In this environment, it was hard for AOR to not see I’m The Man as treasonous. The EP, which featured live footage and a cover of “Sabbath Bloody Sabbath,” included the rap/metal song “I’m The Man.” Although obviously intended as humorous (“Charlie, beat the beats, the beats you beat/The only thing harder’s the smell of my feet/So listen up ’cause you might get dissed” were among the lines), AOR DJs nationwide sputtered over the air about the track. They had been betrayed by one of their own, and they were mad.
Anthrax would, of course, survive the controversy and even team up with Public Enemy in 1991 for a thrash version of PE’s career-making cut “Bring the Noise” – a move that foreshadowed Chuck D’s work with Prophets of Rage today. And hip-hop would ascend to where it is now, the predominant popular music genre. Metal and hip-hop would cross paths again, most notably on the 1993 motion picture soundtrack for Judgment Night. Therein, pairings like Ice-T and Slayer, Biohazard and Onyx and Sonic Youth and Cypress Hill created some of the more adventurous songs of the era.
So, all that in mind, you cannot hear the new split by thrash metal’s Ghoul and Non-Phixion/La Coka Nostra veteran Ill Bill without a hint of awe at where these genres have been and how they come together.

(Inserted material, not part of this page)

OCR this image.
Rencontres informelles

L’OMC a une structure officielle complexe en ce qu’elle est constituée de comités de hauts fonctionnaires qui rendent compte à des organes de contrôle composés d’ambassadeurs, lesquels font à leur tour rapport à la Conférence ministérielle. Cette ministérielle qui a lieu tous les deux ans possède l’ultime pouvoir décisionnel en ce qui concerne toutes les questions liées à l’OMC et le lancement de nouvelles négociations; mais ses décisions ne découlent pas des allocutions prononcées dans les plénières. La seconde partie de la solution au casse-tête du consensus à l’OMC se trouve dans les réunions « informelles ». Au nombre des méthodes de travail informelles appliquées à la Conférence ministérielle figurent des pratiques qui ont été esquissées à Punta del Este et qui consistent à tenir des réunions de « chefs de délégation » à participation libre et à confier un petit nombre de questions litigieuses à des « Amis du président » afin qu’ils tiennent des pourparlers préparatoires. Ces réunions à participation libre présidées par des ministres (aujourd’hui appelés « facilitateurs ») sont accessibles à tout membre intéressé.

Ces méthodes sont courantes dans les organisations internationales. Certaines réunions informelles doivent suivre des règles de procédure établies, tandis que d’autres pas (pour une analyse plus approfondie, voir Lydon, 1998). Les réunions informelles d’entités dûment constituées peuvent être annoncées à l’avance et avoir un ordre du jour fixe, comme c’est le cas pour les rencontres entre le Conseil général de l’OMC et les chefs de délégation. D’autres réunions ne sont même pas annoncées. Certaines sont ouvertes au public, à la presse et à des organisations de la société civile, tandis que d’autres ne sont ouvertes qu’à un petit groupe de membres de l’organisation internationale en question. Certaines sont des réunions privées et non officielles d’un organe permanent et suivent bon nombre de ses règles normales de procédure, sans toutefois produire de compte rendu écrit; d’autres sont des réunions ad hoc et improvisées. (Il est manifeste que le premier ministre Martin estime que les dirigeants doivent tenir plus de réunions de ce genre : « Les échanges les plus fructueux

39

This split has all the makings of synergy, frankly. Ghoul has always had a flair for the creepy, not to mention the flashy. Ill Bill is brother and collaborator of horrorcore pioneer Necro, and he features Goretex, with whom he teamed in the Circle of Tyrants project, released in 2005. “Pentagram” is not Bill’s best work (his Heavy Metal Kings effort with Vinnie Paz and Kill Devil Hills with DJ Muggs could be considered up there), but it is vintage Bill. Over a languid beat, he spits the rugged street rhymes of drugs, shootings and power that have built his career. Caucasian rappers of his time period oftentimes went the extreme lyrics route of Eminem, Insane Clown Posse and Necro, as did Ill Bill for a moment. A decade and a half in, Bill, like his contemporaries, is now akin to Ghostface Killah, more storyteller than shooter and doing it in a more self-assured fashion. “Pentagram” is a good introduction to an artist you should know by now.
On “Splatterthrash 2: Thrash Damage,” Ghoul are at their rancorous peak, machine-gun lyrics blasting at you like an Ill Bill verse. The Oakland group is always a fun listen because of the proclivity toward characters and storylines. And here, the freewheeling music is catharsis from Bill’s terse wordplay. To see this team-up, not so many years removed from the squabbles I’m The Man ignited, should be a reminder of both how exceptional these performers are, and how times have changed.